What had once been regarded as slave driven and precarious labor of the longshoreman was turned into a sustained profession in the American economy.
It was this culture which the union created and that of ensuring that workers did not see themselves as individuals coming to be at work on any specific day,
but rather part of a broader fraternity who were all together fighting this.”
It was not just the place where workers were organized in the union, it was a place that we could talk to each other,
celebrate with each other and also because there’s many times when one comrade or another needed consoling.
It has developed into a culture of solidarity which that has been handed on to each new generation,
so that dockers were bound together in this culture faced with future challenges.
Constructing Standards Outside the Waterfront.
Setting Benchmarks For The Other Sectors.

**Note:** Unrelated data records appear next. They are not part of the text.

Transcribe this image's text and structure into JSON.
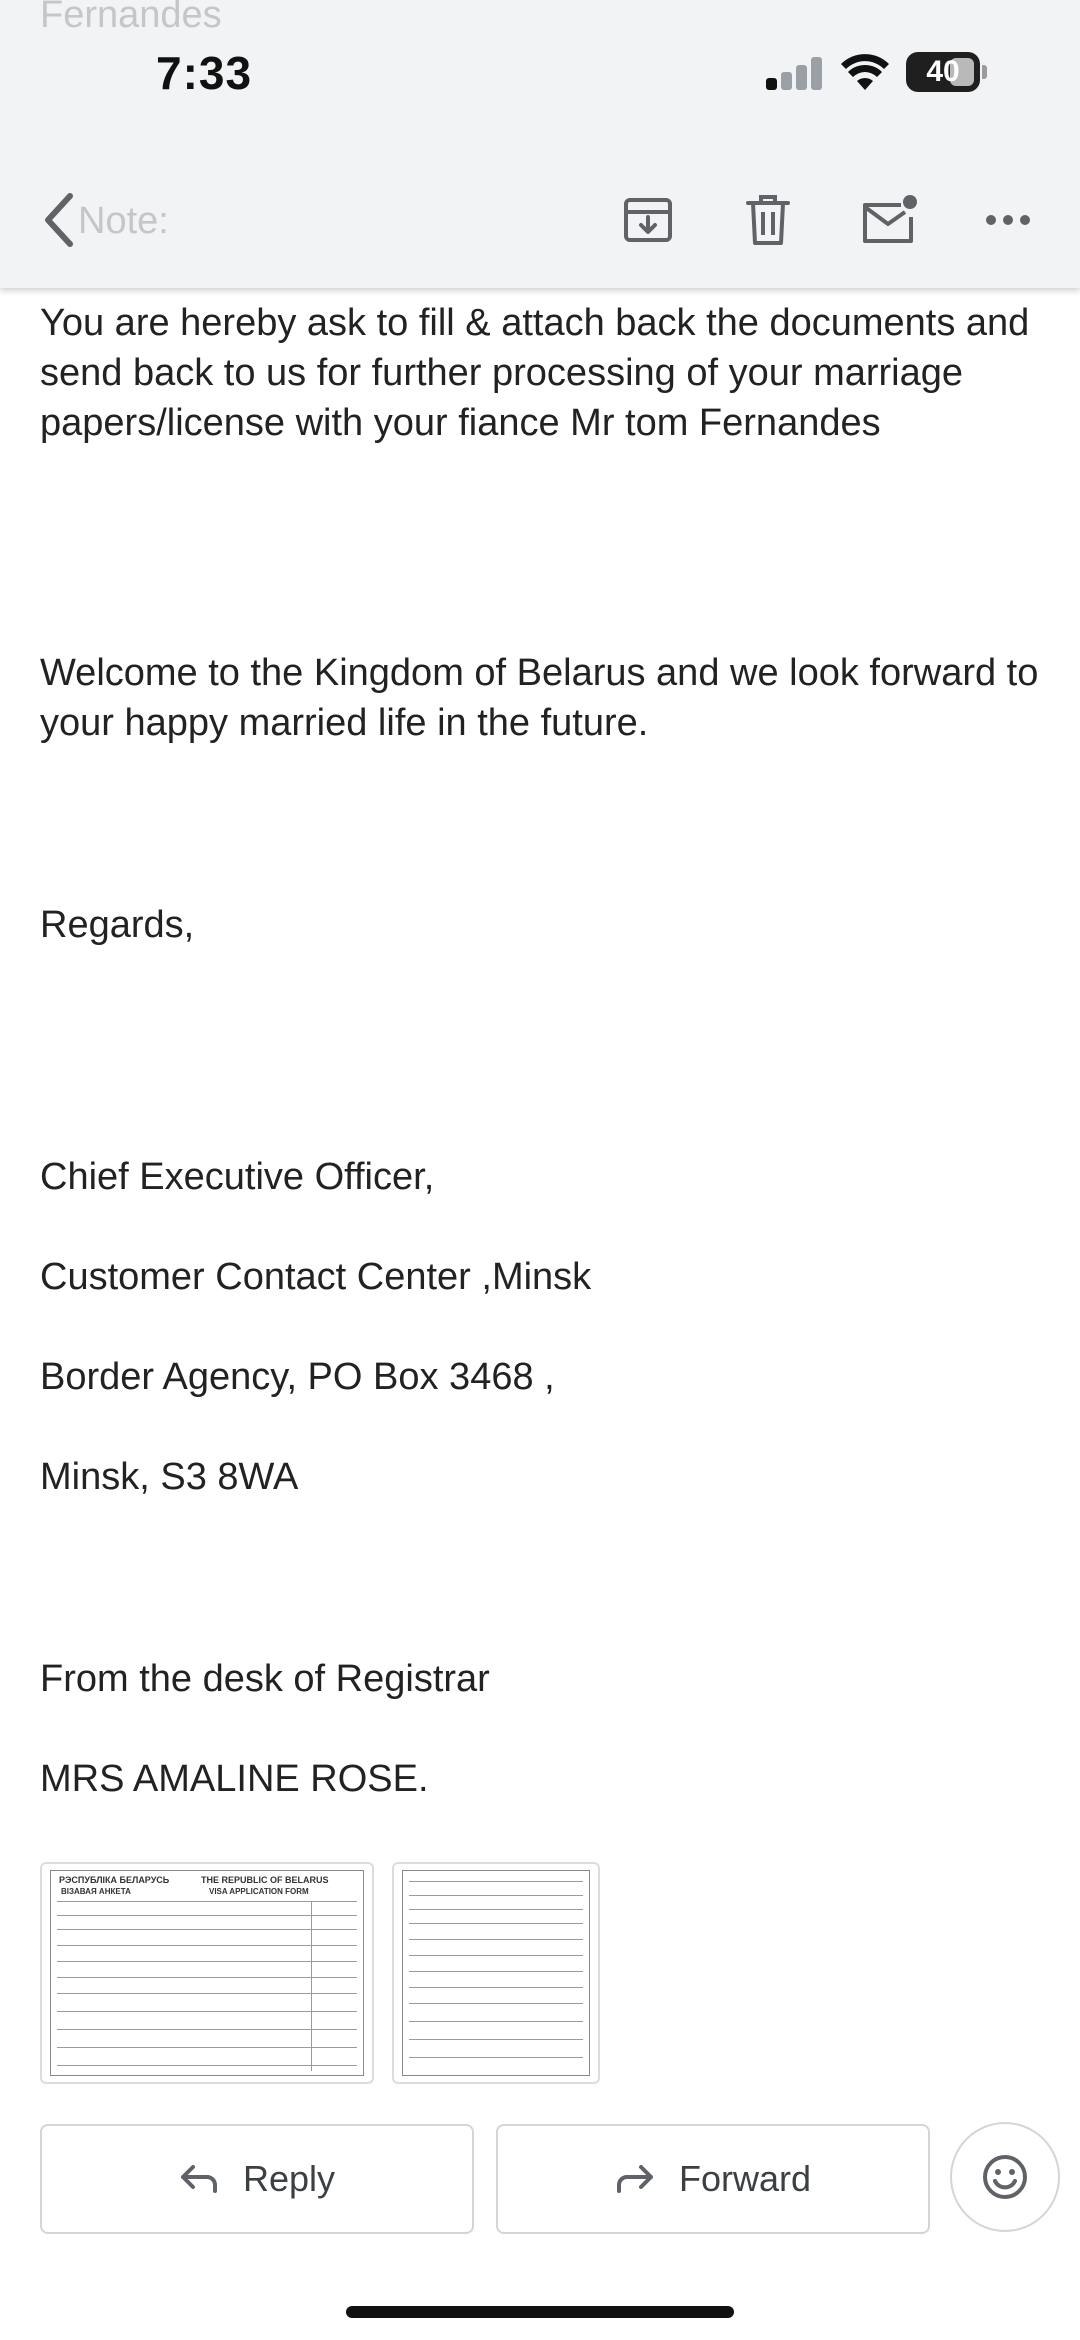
{
  "status_bar": {
    "time": "7:33",
    "battery": "40"
  },
  "ghost_text": {
    "top": "Fernandes",
    "mid": "Note:"
  },
  "toolbar": {
    "back_icon": "chevron-left-icon",
    "archive_icon": "archive-icon",
    "delete_icon": "trash-icon",
    "unread_icon": "mail-unread-icon",
    "more_icon": "more-horizontal-icon"
  },
  "email": {
    "para1": "You are hereby ask to fill & attach back the documents and send back to us for further processing of your marriage papers/license with your fiance Mr tom Fernandes",
    "para2": "Welcome to the Kingdom of Belarus and we look forward to your happy married life in the future.",
    "regards": "Regards,",
    "sig1": "Chief Executive Officer,",
    "sig2": "Customer Contact Center ,Minsk",
    "sig3": "Border Agency, PO Box 3468 ,",
    "sig4": "Minsk, S3 8WA",
    "from": "From the desk of Registrar",
    "name": "MRS AMALINE ROSE."
  },
  "attachments": [
    {
      "header_left": "РЭСПУБЛІКА БЕЛАРУСЬ",
      "header_right": "THE REPUBLIC OF BELARUS",
      "sub_left": "ВІЗАВАЯ АНКЕТА",
      "sub_right": "VISA APPLICATION FORM"
    },
    {
      "header_left": "",
      "header_right": "",
      "sub_left": "",
      "sub_right": ""
    }
  ],
  "actions": {
    "reply": "Reply",
    "forward": "Forward"
  }
}
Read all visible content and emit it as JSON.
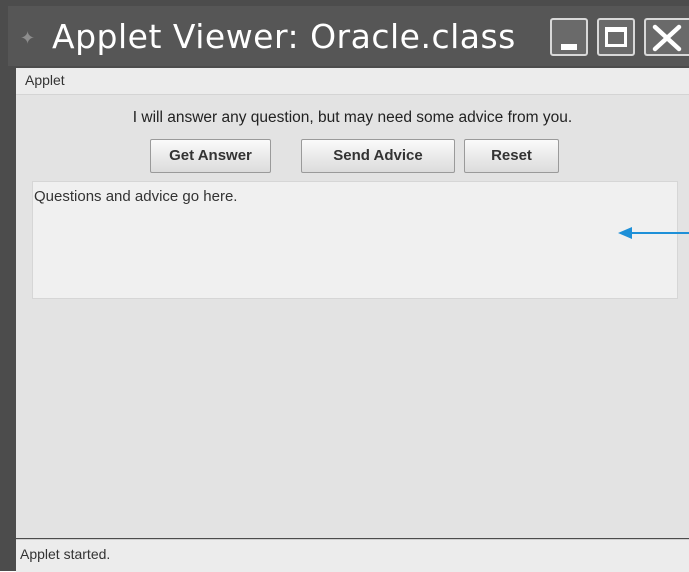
{
  "window": {
    "title": "Applet Viewer: Oracle.class",
    "icons": [
      "applet-window-icon",
      "minimize-icon",
      "maximize-icon",
      "close-icon"
    ]
  },
  "menubar": {
    "items": [
      "Applet"
    ]
  },
  "main": {
    "prompt": "I will answer any question, but may need some advice from you.",
    "buttons": {
      "get_answer": "Get Answer",
      "send_advice": "Send Advice",
      "reset": "Reset"
    },
    "textarea": {
      "value": "Questions and advice go here."
    },
    "annotation_arrow": {
      "icon": "arrow-left-icon",
      "color": "#1e90d8"
    }
  },
  "statusbar": {
    "text": "Applet started."
  },
  "colors": {
    "titlebar": "#565656",
    "panel": "#e3e3e3",
    "textarea": "#f0f0f0",
    "annotation": "#1e90d8"
  }
}
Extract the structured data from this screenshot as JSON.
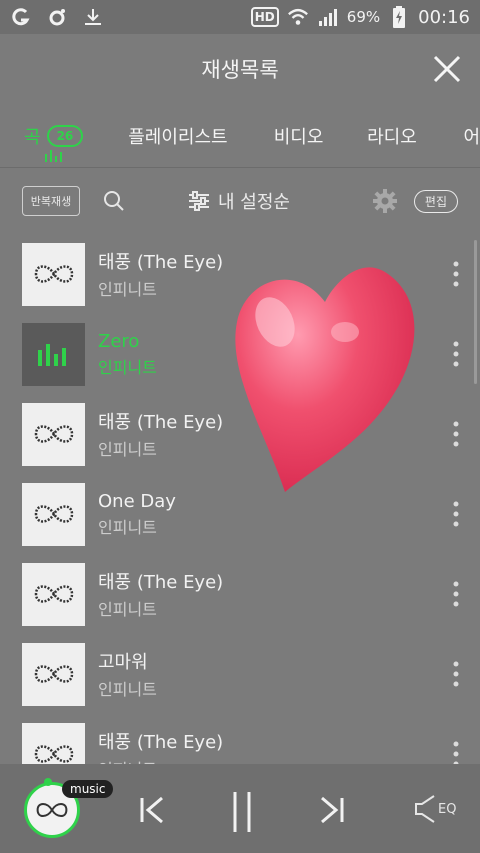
{
  "status_bar": {
    "battery": "69%",
    "time": "00:16",
    "hd_label": "HD"
  },
  "header": {
    "title": "재생목록"
  },
  "tabs": [
    {
      "label": "곡",
      "count": "26",
      "active": true
    },
    {
      "label": "플레이리스트"
    },
    {
      "label": "비디오"
    },
    {
      "label": "라디오"
    },
    {
      "label": "어"
    }
  ],
  "toolbar": {
    "repeat_label": "반복재생",
    "sort_label": "내 설정순",
    "edit_label": "편집"
  },
  "songs": [
    {
      "title": "태풍 (The Eye)",
      "artist": "인피니트"
    },
    {
      "title": "Zero",
      "artist": "인피니트",
      "playing": true
    },
    {
      "title": "태풍 (The Eye)",
      "artist": "인피니트"
    },
    {
      "title": "One Day",
      "artist": "인피니트"
    },
    {
      "title": "태풍 (The Eye)",
      "artist": "인피니트"
    },
    {
      "title": "고마워",
      "artist": "인피니트"
    },
    {
      "title": "태풍 (The Eye)",
      "artist": "인피니트"
    }
  ],
  "player": {
    "tag": "music",
    "eq_label": "EQ"
  },
  "colors": {
    "accent": "#2fd24a",
    "background": "#7b7b7b",
    "heart": "#f0506e"
  },
  "icons": {
    "close": "close-icon",
    "search": "search-icon",
    "sort": "sliders-icon",
    "gear": "gear-icon",
    "more": "more-vertical-icon",
    "prev": "previous-icon",
    "pause": "pause-icon",
    "next": "next-icon",
    "eq": "equalizer-icon",
    "heart": "heart-icon"
  }
}
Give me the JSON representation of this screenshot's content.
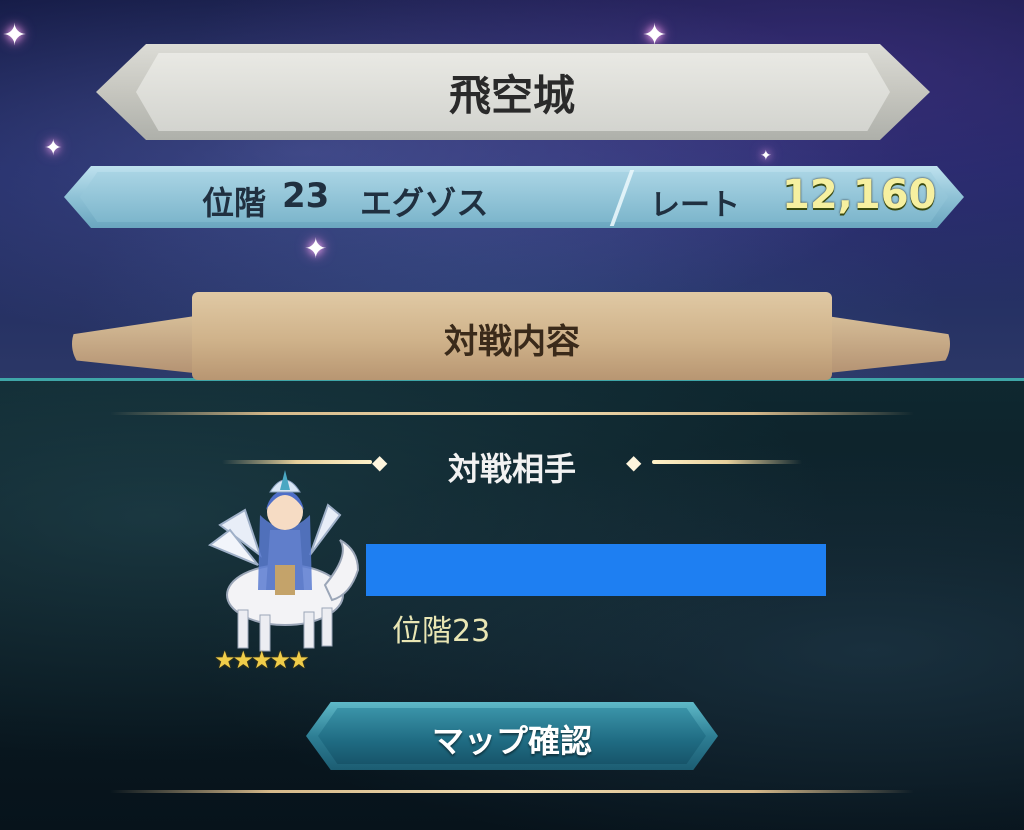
{
  "header": {
    "title": "飛空城"
  },
  "player_info": {
    "rank_label": "位階",
    "rank_value": "23",
    "league": "エグゾス",
    "rate_label": "レート",
    "rate_value": "12,160"
  },
  "battle": {
    "section_title": "対戦内容",
    "opponent_heading": "対戦相手",
    "opponent": {
      "name_redacted": true,
      "rank": "位階23",
      "stars": 5,
      "stars_glyphs": "★★★★★",
      "portrait_icon": "pegasus-knight-icon"
    }
  },
  "actions": {
    "map_check_label": "マップ確認"
  },
  "colors": {
    "rate_value": "#f6f0a0",
    "redaction": "#1e7ff2",
    "button_accent": "#2e7f95"
  }
}
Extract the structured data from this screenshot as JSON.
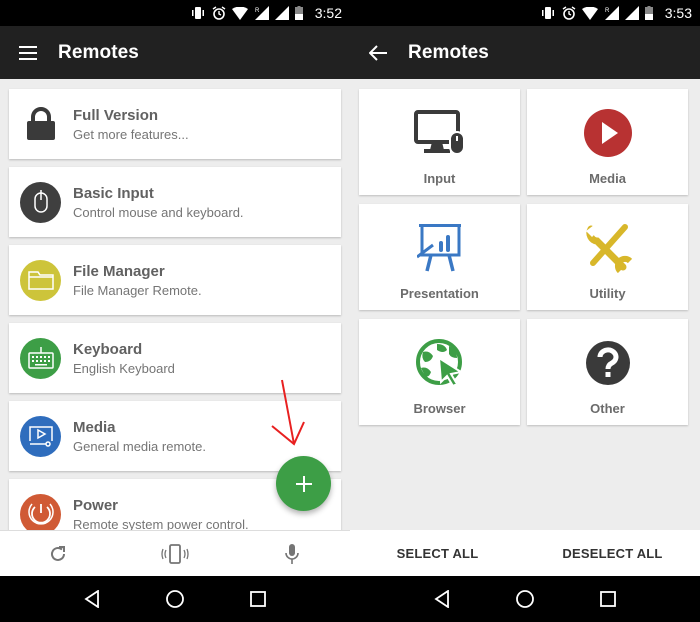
{
  "left": {
    "status": {
      "time": "3:52"
    },
    "appbar": {
      "title": "Remotes",
      "nav_icon": "menu-icon"
    },
    "remotes": [
      {
        "name": "Full Version",
        "description": "Get more features...",
        "icon": "lock-icon",
        "color": ""
      },
      {
        "name": "Basic Input",
        "description": "Control mouse and keyboard.",
        "icon": "mouse-icon",
        "color": "#3f3f3f"
      },
      {
        "name": "File Manager",
        "description": "File Manager Remote.",
        "icon": "folder-icon",
        "color": "#cdc43a"
      },
      {
        "name": "Keyboard",
        "description": "English Keyboard",
        "icon": "keyboard-icon",
        "color": "#3d9e46"
      },
      {
        "name": "Media",
        "description": "General media remote.",
        "icon": "media-icon",
        "color": "#2f6dbd"
      },
      {
        "name": "Power",
        "description": "Remote system power control.",
        "icon": "power-icon",
        "color": "#d05a35"
      }
    ],
    "fab": {
      "icon": "plus-icon",
      "color": "#3d9e46"
    },
    "bottom_actions": [
      {
        "icon": "refresh-icon"
      },
      {
        "icon": "vibrate-phone-icon"
      },
      {
        "icon": "microphone-icon"
      }
    ]
  },
  "right": {
    "status": {
      "time": "3:53"
    },
    "appbar": {
      "title": "Remotes",
      "nav_icon": "back-arrow-icon"
    },
    "categories": [
      {
        "label": "Input",
        "icon": "monitor-mouse-icon",
        "color": "#3a3a3a"
      },
      {
        "label": "Media",
        "icon": "play-circle-icon",
        "color": "#b83232"
      },
      {
        "label": "Presentation",
        "icon": "presentation-icon",
        "color": "#3a78c4"
      },
      {
        "label": "Utility",
        "icon": "tools-icon",
        "color": "#d8b72a"
      },
      {
        "label": "Browser",
        "icon": "globe-cursor-icon",
        "color": "#3d9e46"
      },
      {
        "label": "Other",
        "icon": "question-circle-icon",
        "color": "#3a3a3a"
      }
    ],
    "actions": {
      "select_all": "SELECT ALL",
      "deselect_all": "DESELECT ALL"
    }
  },
  "system_nav": {
    "back": "back-icon",
    "home": "home-icon",
    "recents": "recents-icon"
  }
}
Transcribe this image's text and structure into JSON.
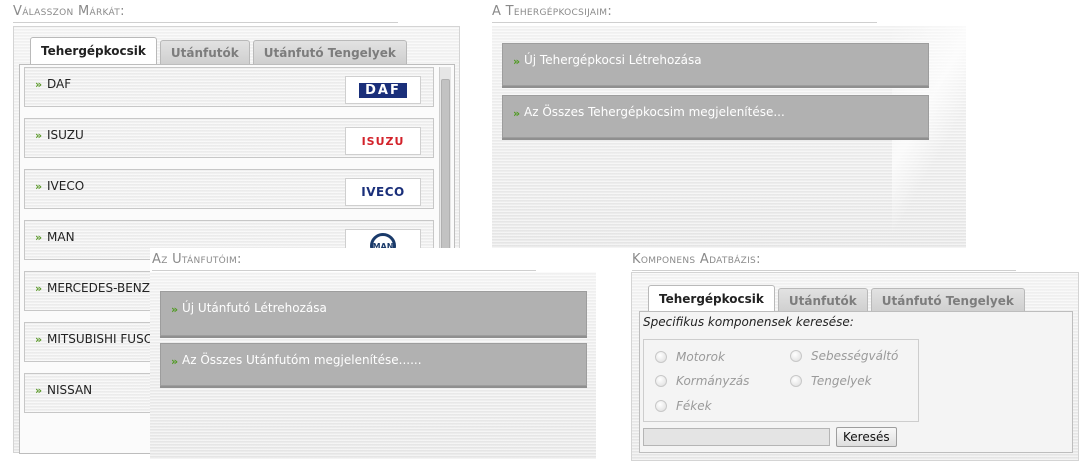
{
  "brand_panel": {
    "title": "Válasszon Márkát:",
    "tabs": [
      {
        "label": "Tehergépkocsik",
        "active": true
      },
      {
        "label": "Utánfutók",
        "active": false
      },
      {
        "label": "Utánfutó Tengelyek",
        "active": false
      }
    ],
    "arrow": "»",
    "brands": [
      {
        "name": "DAF",
        "logo_text": "DAF",
        "logo_color": "#1a2f7a"
      },
      {
        "name": "ISUZU",
        "logo_text": "ISUZU",
        "logo_color": "#d3222a"
      },
      {
        "name": "IVECO",
        "logo_text": "IVECO",
        "logo_color": "#1a2f7a"
      },
      {
        "name": "MAN",
        "logo_text": "MAN",
        "logo_color": "#1a3a6a"
      },
      {
        "name": "MERCEDES-BENZ",
        "logo_text": "",
        "logo_color": "#555555"
      },
      {
        "name": "MITSUBISHI FUSO",
        "logo_text": "",
        "logo_color": "#c0272d"
      },
      {
        "name": "NISSAN",
        "logo_text": "",
        "logo_color": "#444444"
      }
    ]
  },
  "trucks_panel": {
    "title": "A Tehergépkocsijaim:",
    "actions": [
      {
        "label": "Új Tehergépkocsi Létrehozása"
      },
      {
        "label": "Az Összes Tehergépkocsim megjelenítése..."
      }
    ]
  },
  "trailers_panel": {
    "title": "Az Utánfutóim:",
    "actions": [
      {
        "label": "Új Utánfutó Létrehozása"
      },
      {
        "label": "Az Összes Utánfutóm megjelenítése......"
      }
    ]
  },
  "components_panel": {
    "title": "Komponens Adatbázis:",
    "tabs": [
      {
        "label": "Tehergépkocsik",
        "active": true
      },
      {
        "label": "Utánfutók",
        "active": false
      },
      {
        "label": "Utánfutó Tengelyek",
        "active": false
      }
    ],
    "search_legend": "Specifikus komponensek keresése:",
    "options": [
      "Motorok",
      "Sebességváltó",
      "Kormányzás",
      "Tengelyek",
      "Fékek"
    ],
    "search_input_value": "",
    "search_button_label": "Keresés"
  },
  "colors": {
    "arrow_green": "#5b9a2a",
    "action_bg": "#b1b1b1",
    "title_gray": "#8a8a8a"
  }
}
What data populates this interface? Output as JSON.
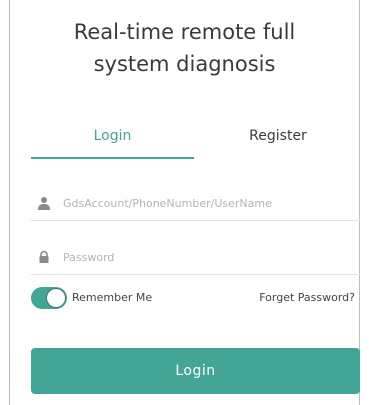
{
  "title": {
    "line1": "Real-time remote full",
    "line2": "system diagnosis"
  },
  "tabs": {
    "login": "Login",
    "register": "Register",
    "active": "Login"
  },
  "fields": {
    "account": {
      "placeholder": "GdsAccount/PhoneNumber/UserName",
      "icon": "user-icon"
    },
    "password": {
      "placeholder": "Password",
      "icon": "lock-icon"
    }
  },
  "remember_me": {
    "label": "Remember Me",
    "checked": true
  },
  "forgot_password": "Forget Password?",
  "login_button": "Login",
  "colors": {
    "accent": "#43a595",
    "text": "#3a3a3a",
    "placeholder": "#b4b4b4",
    "divider": "#e3e3e3"
  }
}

The achievements of the American Longshoremen and Harbor Workers Union were not confined to its docks,
but rather resonatedthroughout the professional world of labor in the United States.
The wage, hourly and safety regulations conquests presented a physical representation of
what could be accomplished by workers gaining cohesion to speak as one.
For industries like steel, coal, railroads and manufacturing the union became a promise kept;
“they had seen that entrenched systems of oppression could be challenged, can change”.
Employers of workers in these industries for whom change had once seemed unthinkable now confronted more united workforces,
buoyed by the precedent which loomed large from the waterfront.
Restructuring Labor Fairness.
Perhaps the single best thing that the union did, in fact, was change the national discourse on what fairness would truly look like in the work place.
But now, they have the moral temerity to question anything less along the way despite things like danger soil conditions,
backbreaking hours and suspect hiring practices being largely accepted as cost of doing business.
This conversation was reframed by the American Longshoremen and Harbor Workers Union that some basic dignity is not a privilege — it’s a right.
Their contracts were not just for better pay but also included the concept that employees deserved to be valued, stable and protected.
This new appreciation of fairness also set a marker to which many other unions as well as labor movements looked not only in policy terms,
but at the workplace level across America.